Não, só diferentes. Mas essa é uma ilusão comum. Conheça a psicologia por trás do gosto musical – que tende a se fixar na juventude. E entenda o que realmente mudou na indústria pop dos anos 1950 até hoje.

Por Rafael Battaglia, Bruno Vaiano Materia seguir SEGUIR Materia seguir SEGUINDO
Atualizado em 14 ago 2024, 10h21 - Publicado em 14 ago 2024, 10h00

reportagem: Rafael Battaglia | texto: Bruno Vaiano | design e colagens: Caroline Aranha

Em 1861, sete estados escravagistas do sul dos Estados Unidos se rebelaram contra o resto do país, que queria a abolição. Começava a Guerra de Secessão. Durante o conflito, um mal-estar peculiar se espalhou pelas trincheiras. Conta-se que ele atingiu 5 mil soldados e matou 73. Os sintomas eram melancolia e saudade de casa. Algumas mortes foram suicídios; outras ocorriam porque as vítimas, de tão deprimidas, ficaram com a imunidade debilitada.

Dois séculos antes, do outro lado do Atlântico, o médico suíço Johannes Hofer já havia notado algo parecido em militares ou funcionários públicos que estavam havia meses ou anos longe de casa. Em 1688, ele batizou esse problema de “dor pelo retorno”. Só que do jeito favorito dos acadêmicos: em grego.

Na língua de Ulisses, a volta de um herói para casa é chamada de nostos (νόστος), enquanto a palavra “dor” é algos (ἄλγος). Junte os dois e temos nostalgia. Do mesmo jeito que uma dor nos músculos é uma mialgia, e nos nervos, uma nevralgia.
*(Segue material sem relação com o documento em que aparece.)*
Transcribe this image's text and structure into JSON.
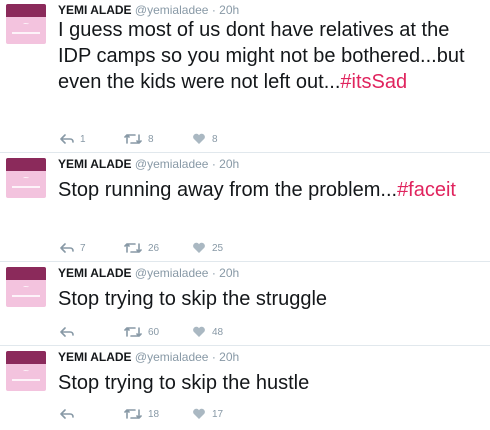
{
  "tweets": [
    {
      "name": "YEMI ALADE",
      "handle": "@yemialadee",
      "sep": "·",
      "time": "20h",
      "text": "I guess most of us dont have relatives at the IDP camps so you might not be bothered...but even the kids were not left out...",
      "hashtag": "#itsSad",
      "replies": "1",
      "retweets": "8",
      "likes": "8"
    },
    {
      "name": "YEMI ALADE",
      "handle": "@yemialadee",
      "sep": "·",
      "time": "20h",
      "text": "Stop running away from the problem...",
      "hashtag": "#faceit",
      "replies": "7",
      "retweets": "26",
      "likes": "25"
    },
    {
      "name": "YEMI ALADE",
      "handle": "@yemialadee",
      "sep": "·",
      "time": "20h",
      "text": "Stop trying to skip the struggle",
      "hashtag": "",
      "replies": "",
      "retweets": "60",
      "likes": "48"
    },
    {
      "name": "YEMI ALADE",
      "handle": "@yemialadee",
      "sep": "·",
      "time": "20h",
      "text": "Stop trying to skip the hustle",
      "hashtag": "",
      "replies": "",
      "retweets": "18",
      "likes": "17"
    }
  ],
  "icons": {
    "reply": "reply-icon",
    "retweet": "retweet-icon",
    "like": "heart-icon"
  },
  "colors": {
    "hashtag": "#e0245e",
    "meta": "#8899a6",
    "avatar_bg": "#f3c3de",
    "avatar_band": "#8b2a5b"
  }
}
Até o século 19, a nostalgia foi tratada como doença psiquiátrica – e a psiquiatria, nessa época, frequentemente era sinônimo de tortura e bullying: os médicos colocariam sanguessugas na sua pele ou receitariam choques elétricos ao menor sinal de melancolia.
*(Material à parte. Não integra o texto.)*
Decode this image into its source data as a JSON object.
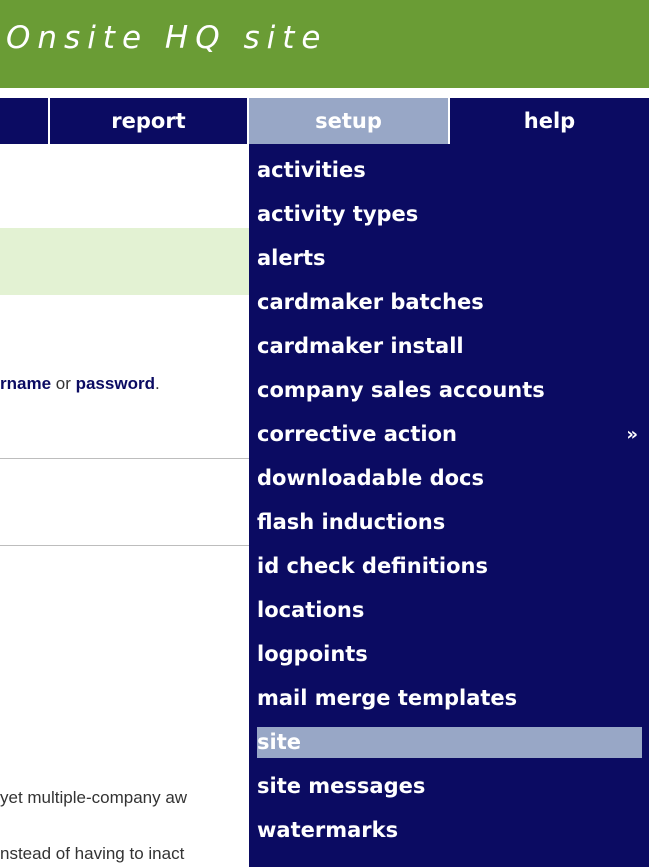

Nosso entendimento de transtornos mentais melhorou um bocado desde então. Mas uma coisa permanece igual: a música é um gatilho dos nostálgicos. Durante a Guerra dos Trinta Anos, que rolou na Europa no século 17, havia pena de morte para quem cantasse uma melodia folclórica intitulada “Khue-Reyen”. Essa cantiga, que costumava acompanhar a ordenha de vacas nos Alpes, desestabilizava os militares que cresceram ouvindo a família cantá-la.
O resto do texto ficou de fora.